Living at home means I can borrow my sister’s boots for work and browse my old collection of Rick Riordan novels, but it also means I can go to Everett & Jones Barbecue with my family again.

Grace Cruz Mayeda and Kevin Mayeda enjoying pork ribs, candied yams, collard greens and corn bread at Everett & Jones Barbecue in Oakland on Monday, Dec. 13, 2022. | Olivia Cruz Mayeda/The Standard

I had a Ratatouille flashback moment on Monday night when I was smearing my face with sauce at the Oakland barbecue spot. (Queue Pixar whooshing sound and a close-up of me sniffling over my plate of ribs after straight losses at an elementary school chess tournament.)

Everett & Jones is a Mayeda family tradition, and a date night spot for my parents since before I was born.

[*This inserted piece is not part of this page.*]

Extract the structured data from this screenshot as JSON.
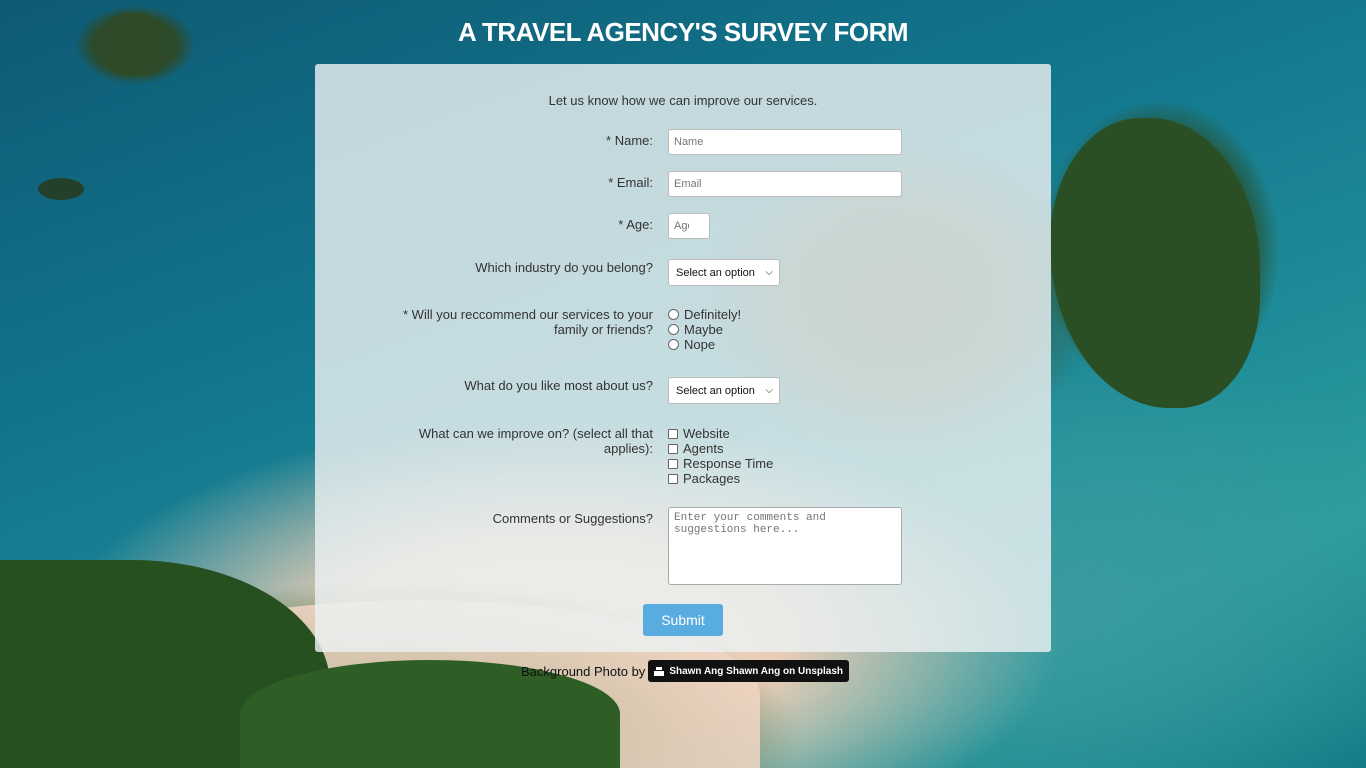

But it’s first and foremost an Oakland institution with deep roots in Bay Area barbecue

Dorothy Everett and her eight daughters, her son and a son-in-law opened the barbecue restaurant in 1973, and their family has been serving candied yams and collard greens to the likes of Snoop Dogg, Patti LaBelle and Barack Obama ever since.

The colorful but no-frills interior of Everett & Jones’ Jack London Square location—one of three—is a core memory for me, like a glowing Inside Out orb

The interior of Everett & Jones Barbecue in Oakland is pictured on Monday, Dec. 13, 2022. | Olivia Cruz Mayeda/The Standard

On my birthday and when I’d visit home from college, I’d ask my parents if we could get ribs, cornbread and lemonade at Everett & Jones. But no meal there was complete without their candied yams, an unctuous dessert parading as a side that soothed blues at every stage of my life from the end of my high school relationship to my is-insurance-going-to-pay-for-that anxiety.

Sure, living at home is messy, and it makes you feel like a kid. But then again, it makes you feel like a kid. I loved being a kid: being gifted plates of cut-up persimmon by my dad and learning how to slurp marrow out a pork bone from my mom.

The Bay Area has changed a whole lot since then, but I hope the candied yams at Everett & Jones never do.